Today, Allysen and the Prymel Elements team are excited to continue on this growth path by focusing on what they do best. “We are really intentional about going deep with customers because we want to make sure their brand is true to who they are,” she explains. “We’re like their branding therapist.”
And NAWBO will no doubt be there to support her in this journey. “What I love about NAWBO is not just the women, but their diversity, expertise and skill set,” Allysen says. “All the women I have met so far are gems and will help out by providing advice or resources. I think that’s amazing.”
Allysen is featured in the new book Change Makers, a collection of stories from female and male entrepreneurs who have thrived through the pandemic. Check it out here.
Meeting the Growth Challenge
When Allysen brought on her business partner, they were both a little afraid of growing the business beyond themselves and risking the quality reputations they had spent years building. “But we were growing so much that it warranted for us to scale,” she says, So, here’s what they did:
- They adopted a new mindset: They decided to think bigger and not be afraid of implementing more structure in their business to do what they needed to do.

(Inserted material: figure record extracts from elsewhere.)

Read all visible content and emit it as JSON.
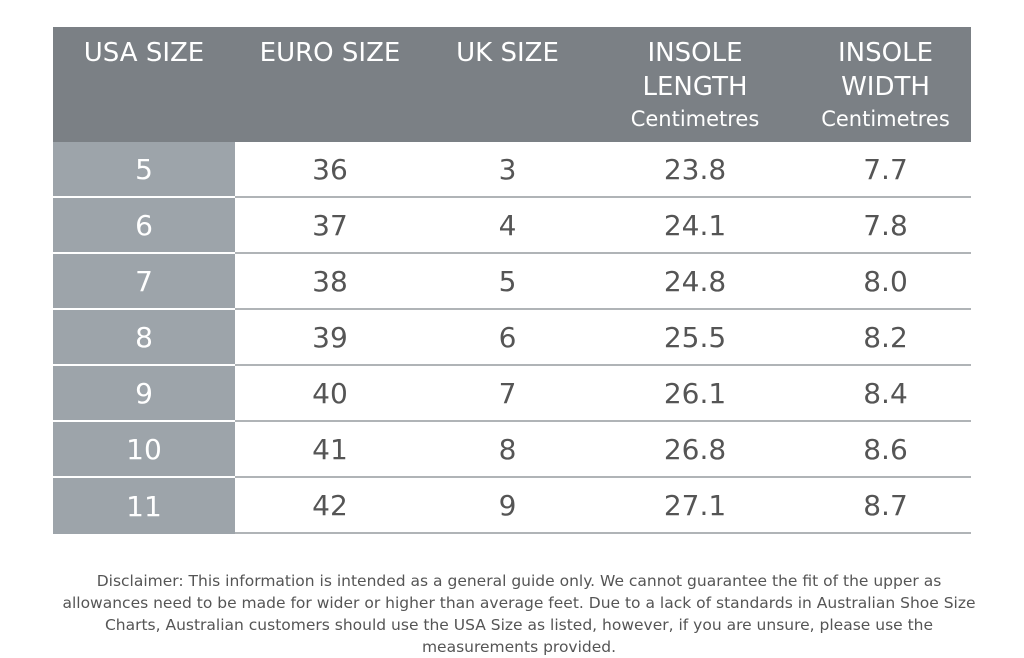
{
  "table": {
    "columns": [
      {
        "title": "USA SIZE"
      },
      {
        "title": "EURO SIZE"
      },
      {
        "title": "UK SIZE"
      },
      {
        "title": "INSOLE LENGTH",
        "unit": "Centimetres"
      },
      {
        "title": "INSOLE WIDTH",
        "unit": "Centimetres"
      }
    ],
    "rows": [
      [
        "5",
        "36",
        "3",
        "23.8",
        "7.7"
      ],
      [
        "6",
        "37",
        "4",
        "24.1",
        "7.8"
      ],
      [
        "7",
        "38",
        "5",
        "24.8",
        "8.0"
      ],
      [
        "8",
        "39",
        "6",
        "25.5",
        "8.2"
      ],
      [
        "9",
        "40",
        "7",
        "26.1",
        "8.4"
      ],
      [
        "10",
        "41",
        "8",
        "26.8",
        "8.6"
      ],
      [
        "11",
        "42",
        "9",
        "27.1",
        "8.7"
      ]
    ]
  },
  "disclaimer": "Disclaimer: This information is intended as a general guide only. We cannot guarantee the fit of the upper as allowances need to be made for wider or higher than average feet. Due to a lack of standards in Australian Shoe Size Charts, Australian customers should use the USA Size as listed, however, if you are unsure, please use the measurements provided."
}
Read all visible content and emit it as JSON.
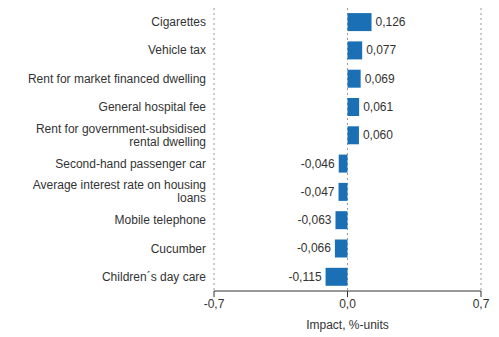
{
  "chart_data": {
    "type": "bar",
    "orientation": "horizontal",
    "x_label": "Impact, %-units",
    "categories": [
      "Cigarettes",
      "Vehicle tax",
      "Rent for market financed dwelling",
      "General hospital fee",
      "Rent for government-subsidised rental dwelling",
      "Second-hand passenger car",
      "Average interest rate on housing loans",
      "Mobile telephone",
      "Cucumber",
      "Children´s day care"
    ],
    "values": [
      0.126,
      0.077,
      0.069,
      0.061,
      0.06,
      -0.046,
      -0.047,
      -0.063,
      -0.066,
      -0.115
    ],
    "value_labels": [
      "0,126",
      "0,077",
      "0,069",
      "0,061",
      "0,060",
      "-0,046",
      "-0,047",
      "-0,063",
      "-0,066",
      "-0,115"
    ],
    "color": "#1a6fb5",
    "xlim": [
      -0.7,
      0.7
    ],
    "xticks": [
      {
        "value": -0.7,
        "label": "-0,7"
      },
      {
        "value": 0,
        "label": "0,0"
      },
      {
        "value": 0.7,
        "label": "0,7"
      }
    ],
    "grid": true,
    "data_labels": true
  }
}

- They added diverse team members: They hired talent to take them to the next level. These team members reflected their clients, aligned with their vision, fit their culture and could replicate their quality work.
- They formalized their processes: They began training and using communications tools like Slack and ClickUp for project management and BlueJeans for video collaboration. They also have regular team meetings to talk about challenges.
- They focus on compensation and motivation: They realize compensation is important, but not always the greatest motivator. They work to understand what truly motivates their team members—for example, many want to be part of the process and greater vision. Others value open communication and transparency.